The scaling of transformer models, especially in terms of depth, has been a critical area of research due to its direct influence on the models' ability to learn complex patterns and generalize well on unseen data. However, the challenge lies in dealing with the instability issues that arise as models go deeper. In this recent exploration, we develop a comprehensive theory on signal propagation in transformers, which sheds light on the underlying causes of such instabilities and proposes a novel scheme, DeepScaleLM, to address them effectively.

Key Findings on Instability Issues

The analysis reveals three main sources of instability in deep transformer models:

  1. Vanishing/Exploding Gradients: A significant concern where the gradients either grow exponentially or diminish as they backpropagate through layers, making the model difficult to train.
  2. Rank Collapse: It entails the diminishing rank of token representations, leading to a loss of information across layers.
  3. Instability from High Attention Scores: High QK (Query-Key) values can result in unstable training dynamics.

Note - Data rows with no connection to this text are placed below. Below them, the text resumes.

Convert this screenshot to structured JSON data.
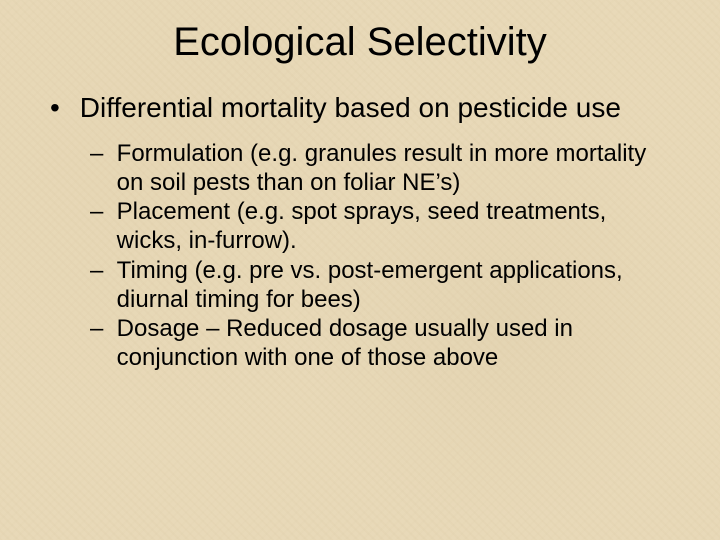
{
  "slide": {
    "title": "Ecological Selectivity",
    "background_color": "#e8d9b8",
    "text_color": "#000000",
    "title_fontsize": 40,
    "level1_fontsize": 28,
    "level2_fontsize": 24,
    "font_family": "Arial",
    "bullet_symbol": "•",
    "dash_symbol": "–",
    "level1": {
      "text": "Differential mortality based on pesticide use"
    },
    "level2_items": [
      "Formulation (e.g. granules result in more mortality on soil pests than on foliar NE’s)",
      "Placement (e.g. spot sprays, seed treatments, wicks, in-furrow).",
      "Timing (e.g. pre vs. post-emergent applications, diurnal timing for bees)",
      "Dosage – Reduced dosage usually used in conjunction with one of those above"
    ]
  }
}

The work systematically dissects these issues by providing a unified formulaic framework that describes the forward and backward signal propagation through different components of the transformer model. This framework is pivotal in understanding how various factors, such as initialization schemes and component-wise operations, influence model stability.

DeepScaleLM: Preserving Signal Integrity in Deeper Models

DeepScaleLM emerges as a solution, rooted in the insights garnered from the theoretical analysis, to train very deep transformer models without succumbing to the aforementioned instabilities. Its core lies in a novel initialization scheme and careful scaling of the residual connections, ensuring that the signal (both forward and backward) retains its integrity across layers. The scheme can be succinctly described as follows:

  • Utilize unit scaling for residuals and outputs, ensuring the preservation of signal variance.
  • Adopt a layer-specific output scaling, which dynamically maintains the signal's variance as unitary throughout the model.
  • Implement a rigorous initialization protocol that tailors the variance of weights according to the depth, mitigating vanishing or exploding effects.

Empirical Validation and Future Prospects

The approach is rigorously validated across various tasks, modalities, and architectures, demonstrating its efficacy in stabilizing the training of deep transformer models. Notably, models trained under the DeepScaleLM scheme outperform their shallower counterparts, accomplishing higher accuracy with fewer parameters in tasks ranging from LLMing and speech translation to image classification.

Looking ahead, the potential of DeepScaleLM extends beyond just stabilizing deep transformers. It opens up avenues for exploring even deeper architectures, potentially unlocking new levels of performance across tasks and domains. Additionally, the theoretical framework provides a foundation for future research to further dissect and enhance our understanding of transformer dynamics, paving the way for more robust and efficient models.

In conclusion, the work provides valuable insights into the challenges of scaling transformers and introduces a practical solution to navigate these challenges effectively. As the quest for more powerful AI models continues, approaches like DeepScaleLM will be crucial in harnessing the full potential of deep learning architectures.